Currumbin Swell

Swell 2019 – Lizzie and Rose look at “Tide”, by Shirin Abedinirad

There’s a back way up Elephant Rock. My brothers and I found it when we were kids, before the concrete steps were put in, and the fenced platform on top.

“Dreadful!” said my grandmother when they did that. Gran’s house in Woodgee Street, Currumbin, had a fine view of Elephant Rock. “Absolute vandalism!” she said.

It was disappointing to us, too. All the fun of our cops and robbers games around the Rock was gone.

My grandparents’ house had a three-bedroom flat under it, and all of us cousins stayed there from time to time for holidays. There was a laneway from the house down to the beautiful, quiet beach, and we often went to swim there, or in Currumbin Creek, near the sand mining plant.

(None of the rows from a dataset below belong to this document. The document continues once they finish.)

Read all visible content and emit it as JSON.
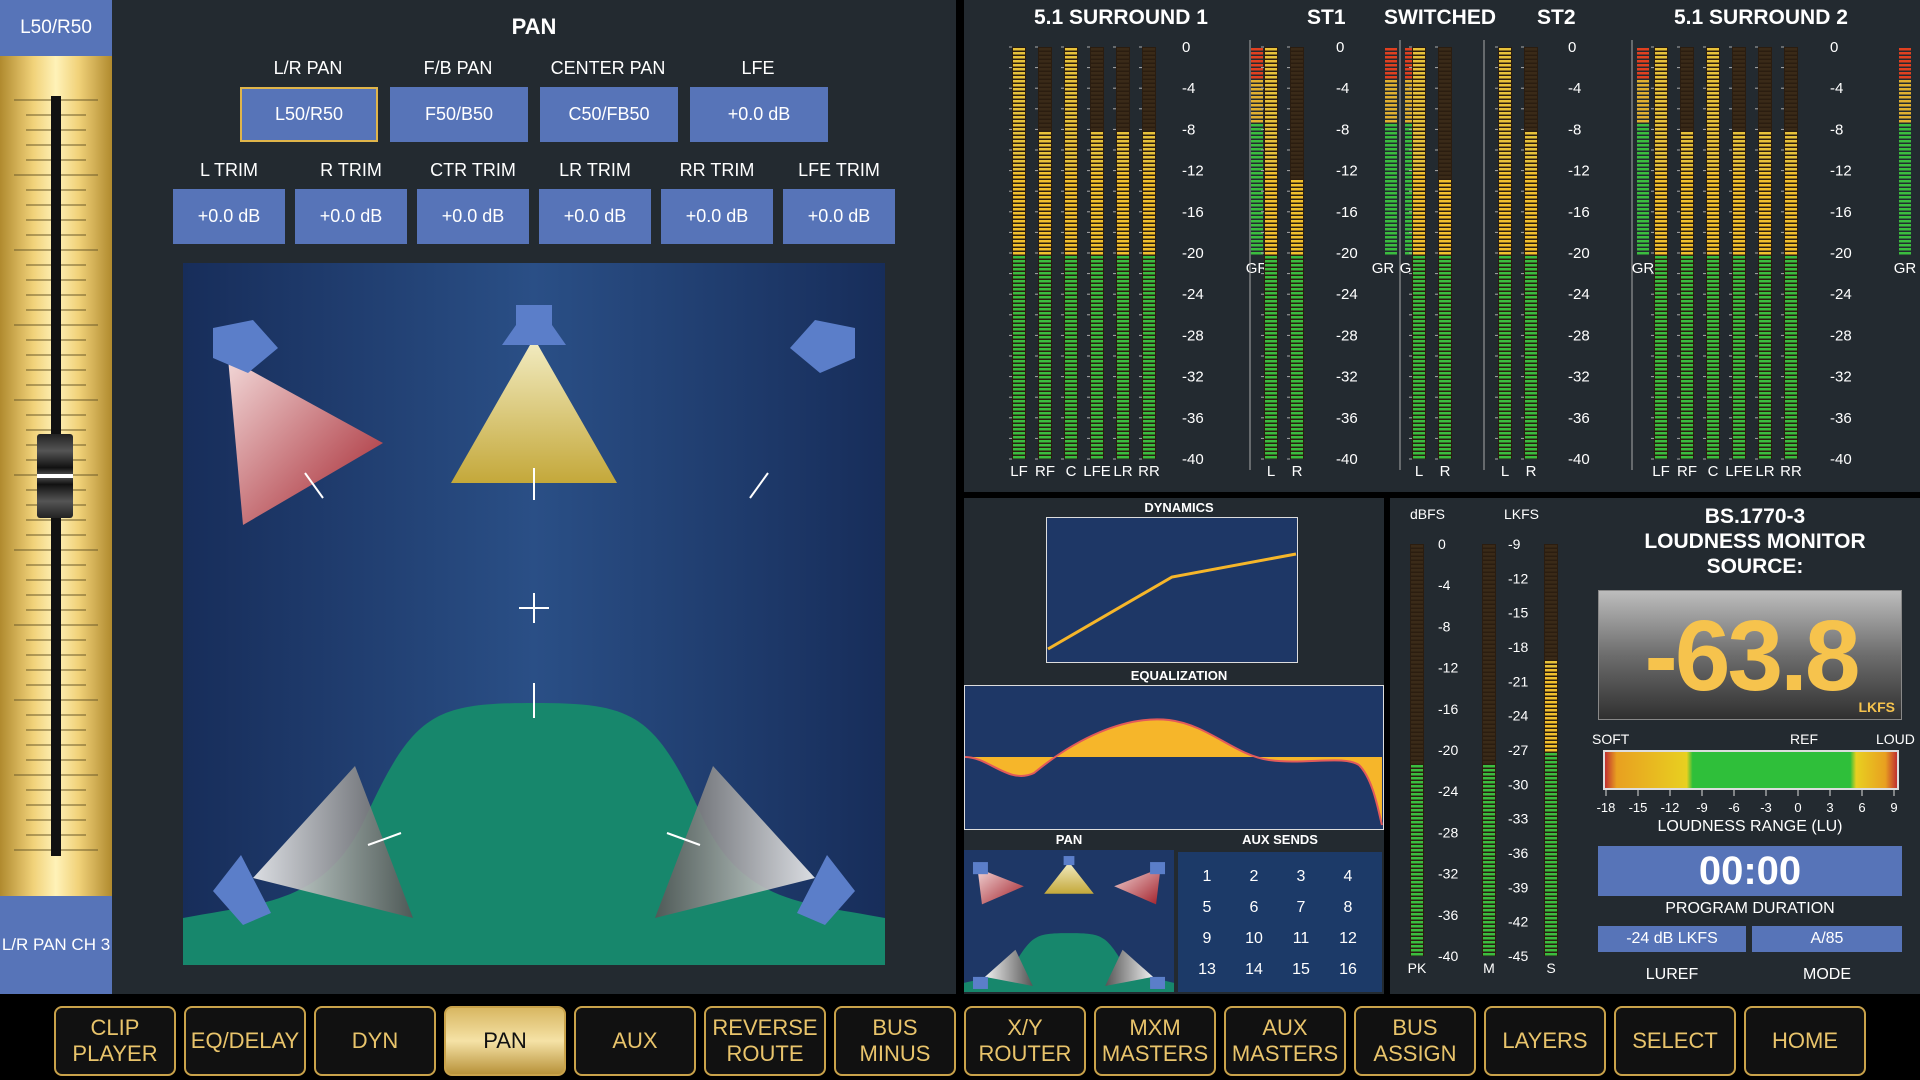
{
  "fader": {
    "top_label": "L50/R50",
    "bottom_label": "L/R PAN CH 3"
  },
  "pan": {
    "title": "PAN",
    "row1": [
      {
        "label": "L/R PAN",
        "value": "L50/R50",
        "selected": true
      },
      {
        "label": "F/B PAN",
        "value": "F50/B50"
      },
      {
        "label": "CENTER PAN",
        "value": "C50/FB50"
      },
      {
        "label": "LFE",
        "value": "+0.0 dB"
      }
    ],
    "row2": [
      {
        "label": "L TRIM",
        "value": "+0.0 dB"
      },
      {
        "label": "R TRIM",
        "value": "+0.0 dB"
      },
      {
        "label": "CTR TRIM",
        "value": "+0.0 dB"
      },
      {
        "label": "LR TRIM",
        "value": "+0.0 dB"
      },
      {
        "label": "RR TRIM",
        "value": "+0.0 dB"
      },
      {
        "label": "LFE TRIM",
        "value": "+0.0 dB"
      }
    ]
  },
  "meters": {
    "groups": [
      {
        "title": "5.1 SURROUND 1",
        "channels": [
          "LF",
          "RF",
          "C",
          "LFE",
          "LR",
          "RR"
        ],
        "levels": [
          0,
          -8,
          0,
          -8,
          -8,
          -8
        ],
        "gr": true
      },
      {
        "title": "ST1",
        "channels": [
          "L",
          "R"
        ],
        "levels": [
          0,
          -13
        ],
        "gr": true
      },
      {
        "title": "SWITCHED",
        "channels": [
          "L",
          "R"
        ],
        "levels": [
          0,
          -13
        ],
        "gr": false
      },
      {
        "title": "ST2",
        "channels": [
          "L",
          "R"
        ],
        "levels": [
          0,
          -8
        ],
        "gr": true
      },
      {
        "title": "5.1 SURROUND 2",
        "channels": [
          "LF",
          "RF",
          "C",
          "LFE",
          "LR",
          "RR"
        ],
        "levels": [
          0,
          -8,
          0,
          -8,
          -8,
          -8
        ],
        "gr": true
      }
    ],
    "scale": [
      "0",
      "-4",
      "-8",
      "-12",
      "-16",
      "-20",
      "-24",
      "-28",
      "-32",
      "-36",
      "-40"
    ],
    "gr_label": "GR"
  },
  "mini": {
    "dynamics": "DYNAMICS",
    "equalization": "EQUALIZATION",
    "pan": "PAN",
    "aux_sends": "AUX SENDS",
    "aux_numbers": [
      "1",
      "2",
      "3",
      "4",
      "5",
      "6",
      "7",
      "8",
      "9",
      "10",
      "11",
      "12",
      "13",
      "14",
      "15",
      "16"
    ]
  },
  "loudness": {
    "dbfs_label": "dBFS",
    "lkfs_label": "LKFS",
    "dbfs_scale": [
      "0",
      "-4",
      "-8",
      "-12",
      "-16",
      "-20",
      "-24",
      "-28",
      "-32",
      "-36",
      "-40"
    ],
    "lkfs_scale": [
      "-9",
      "-12",
      "-15",
      "-18",
      "-21",
      "-24",
      "-27",
      "-30",
      "-33",
      "-36",
      "-39",
      "-42",
      "-45"
    ],
    "meter_labels": [
      "PK",
      "M",
      "S"
    ],
    "head_line1": "BS.1770-3",
    "head_line2": "LOUDNESS MONITOR",
    "head_line3": "SOURCE:",
    "value": "-63.8",
    "unit": "LKFS",
    "soft": "SOFT",
    "ref": "REF",
    "loud": "LOUD",
    "range_scale": [
      "-18",
      "-15",
      "-12",
      "-9",
      "-6",
      "-3",
      "0",
      "3",
      "6",
      "9"
    ],
    "range_label": "LOUDNESS RANGE (LU)",
    "duration": "00:00",
    "duration_label": "PROGRAM DURATION",
    "luref": "-24 dB LKFS",
    "luref_label": "LUREF",
    "mode": "A/85",
    "mode_label": "MODE"
  },
  "nav": [
    {
      "label": "CLIP\nPLAYER"
    },
    {
      "label": "EQ/DELAY"
    },
    {
      "label": "DYN"
    },
    {
      "label": "PAN",
      "active": true
    },
    {
      "label": "AUX"
    },
    {
      "label": "REVERSE\nROUTE"
    },
    {
      "label": "BUS\nMINUS"
    },
    {
      "label": "X/Y\nROUTER"
    },
    {
      "label": "MXM\nMASTERS"
    },
    {
      "label": "AUX\nMASTERS"
    },
    {
      "label": "BUS\nASSIGN"
    },
    {
      "label": "LAYERS"
    },
    {
      "label": "SELECT"
    },
    {
      "label": "HOME"
    }
  ],
  "colors": {
    "button_blue": "#5774b8",
    "gold": "#c9a24a",
    "panel": "#232a30"
  }
}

My grandmother’s house at Currumbin

At other times, we’d walk down Woodgee Street to the Currumbin Bird Sanctuary – much smaller then, with free entry. We’d go at bird feeding time and stand with tin plates of bread and honey loaded down with rainbow lorikeets, with squawking birds on our heads and shoulders and arms. You never went hatless or shirtless to feed the birds.

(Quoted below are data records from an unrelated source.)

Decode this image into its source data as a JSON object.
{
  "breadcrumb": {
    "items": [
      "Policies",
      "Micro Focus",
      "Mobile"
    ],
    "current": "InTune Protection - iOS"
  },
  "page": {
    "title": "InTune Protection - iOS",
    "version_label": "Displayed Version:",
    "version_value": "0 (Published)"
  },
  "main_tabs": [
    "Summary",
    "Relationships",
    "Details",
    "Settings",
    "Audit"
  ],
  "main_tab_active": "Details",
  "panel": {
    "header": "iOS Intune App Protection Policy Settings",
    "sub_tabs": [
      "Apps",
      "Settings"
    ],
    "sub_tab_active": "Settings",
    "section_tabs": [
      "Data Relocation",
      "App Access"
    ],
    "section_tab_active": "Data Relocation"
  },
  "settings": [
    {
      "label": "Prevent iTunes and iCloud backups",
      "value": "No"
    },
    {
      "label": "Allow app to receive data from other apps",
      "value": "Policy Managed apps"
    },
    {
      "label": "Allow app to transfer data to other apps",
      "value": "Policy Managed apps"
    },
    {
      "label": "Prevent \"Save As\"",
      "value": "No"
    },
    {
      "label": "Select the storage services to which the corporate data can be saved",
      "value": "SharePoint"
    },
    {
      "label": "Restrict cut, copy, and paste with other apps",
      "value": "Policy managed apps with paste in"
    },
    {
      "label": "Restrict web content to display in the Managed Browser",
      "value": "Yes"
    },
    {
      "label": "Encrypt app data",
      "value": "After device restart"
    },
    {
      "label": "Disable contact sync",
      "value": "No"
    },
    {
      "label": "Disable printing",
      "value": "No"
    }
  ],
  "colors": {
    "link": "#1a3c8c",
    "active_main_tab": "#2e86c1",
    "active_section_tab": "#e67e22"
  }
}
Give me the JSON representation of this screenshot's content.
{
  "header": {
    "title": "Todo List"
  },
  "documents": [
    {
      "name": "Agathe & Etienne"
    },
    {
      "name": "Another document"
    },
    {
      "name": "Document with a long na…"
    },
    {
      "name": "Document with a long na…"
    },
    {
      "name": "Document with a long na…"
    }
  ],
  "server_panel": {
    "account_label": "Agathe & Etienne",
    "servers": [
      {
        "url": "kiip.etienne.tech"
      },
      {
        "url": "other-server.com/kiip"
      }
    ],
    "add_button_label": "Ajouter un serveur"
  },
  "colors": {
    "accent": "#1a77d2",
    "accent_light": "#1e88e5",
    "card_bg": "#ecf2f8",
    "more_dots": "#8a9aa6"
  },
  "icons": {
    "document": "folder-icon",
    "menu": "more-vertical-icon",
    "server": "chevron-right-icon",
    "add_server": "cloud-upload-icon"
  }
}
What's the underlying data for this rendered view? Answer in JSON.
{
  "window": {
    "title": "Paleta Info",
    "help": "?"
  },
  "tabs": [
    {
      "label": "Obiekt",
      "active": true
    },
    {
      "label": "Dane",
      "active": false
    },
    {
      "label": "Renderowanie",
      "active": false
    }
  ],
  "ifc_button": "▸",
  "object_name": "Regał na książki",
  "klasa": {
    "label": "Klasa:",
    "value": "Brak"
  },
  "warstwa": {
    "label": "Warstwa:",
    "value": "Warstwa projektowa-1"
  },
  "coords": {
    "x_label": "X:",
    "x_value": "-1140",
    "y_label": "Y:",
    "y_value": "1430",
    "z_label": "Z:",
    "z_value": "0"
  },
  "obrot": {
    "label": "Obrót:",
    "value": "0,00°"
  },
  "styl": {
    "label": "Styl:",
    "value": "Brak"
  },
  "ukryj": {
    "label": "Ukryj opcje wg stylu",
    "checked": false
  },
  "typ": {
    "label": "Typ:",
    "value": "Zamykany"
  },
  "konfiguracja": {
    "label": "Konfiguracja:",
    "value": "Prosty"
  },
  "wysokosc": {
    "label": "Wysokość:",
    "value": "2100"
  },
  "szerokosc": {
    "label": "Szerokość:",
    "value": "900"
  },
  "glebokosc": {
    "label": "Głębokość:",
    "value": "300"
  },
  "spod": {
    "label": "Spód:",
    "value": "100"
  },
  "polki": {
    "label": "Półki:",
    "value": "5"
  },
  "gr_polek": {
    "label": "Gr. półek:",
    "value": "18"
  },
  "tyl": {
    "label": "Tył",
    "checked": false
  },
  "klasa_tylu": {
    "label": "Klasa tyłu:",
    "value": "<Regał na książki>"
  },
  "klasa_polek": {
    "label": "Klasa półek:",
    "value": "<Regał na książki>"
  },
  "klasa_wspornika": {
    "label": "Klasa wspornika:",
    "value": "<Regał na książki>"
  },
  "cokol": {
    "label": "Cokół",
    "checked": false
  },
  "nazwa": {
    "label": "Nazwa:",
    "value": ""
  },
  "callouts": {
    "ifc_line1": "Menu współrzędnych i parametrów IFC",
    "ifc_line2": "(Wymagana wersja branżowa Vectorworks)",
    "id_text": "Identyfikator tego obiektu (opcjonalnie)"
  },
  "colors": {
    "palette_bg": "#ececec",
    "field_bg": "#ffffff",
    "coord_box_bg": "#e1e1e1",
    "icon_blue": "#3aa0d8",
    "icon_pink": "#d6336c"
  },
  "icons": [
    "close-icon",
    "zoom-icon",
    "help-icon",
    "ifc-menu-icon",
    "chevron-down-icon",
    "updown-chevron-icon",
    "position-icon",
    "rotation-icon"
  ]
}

Con and I were back at Currumbin last Saturday. Every year in September the Swell Sculpture Festival is held along Currumbin Beach and its foreshore. Many of the pieces are designed to frame the sea and sand, and whether serious or whimsical, solid or transparent, there is a wonderful range of ingenuity and imagination on display. This is the third time we’ve gone to see the Swell sculptures.

Swell 2015
Swell 2018
Swell 2015
Swell 2018
Swell 2015

Last Saturday, we arrived in the late afternoon, and the setting sun, shining sadly through the smoke of hinterland bushfires, made everything glow.


Little Tree Frog, Jay Sikora. Swell 2019

When the full, harvest moon came up, it was red.

Lizzie and The Big Fish, Oliver Howes. Swell 2019

Swell is especially beautiful in the early evening, when most of the crowds have gone and the light is perfect. And after dark the sculptures are lit up.

My grandparents’ house has gone now, replaced by two modern houses, but that hidden lane still leads down to the beach. I bet kids still use it. They might even look at the Swell sculptures. But they’ll never have the fun we had, finding sneaky climbing routes to the top of Elephant Rock.

Although the rock itself seems to have shrunk since we were kids. It’s strange the way that happens.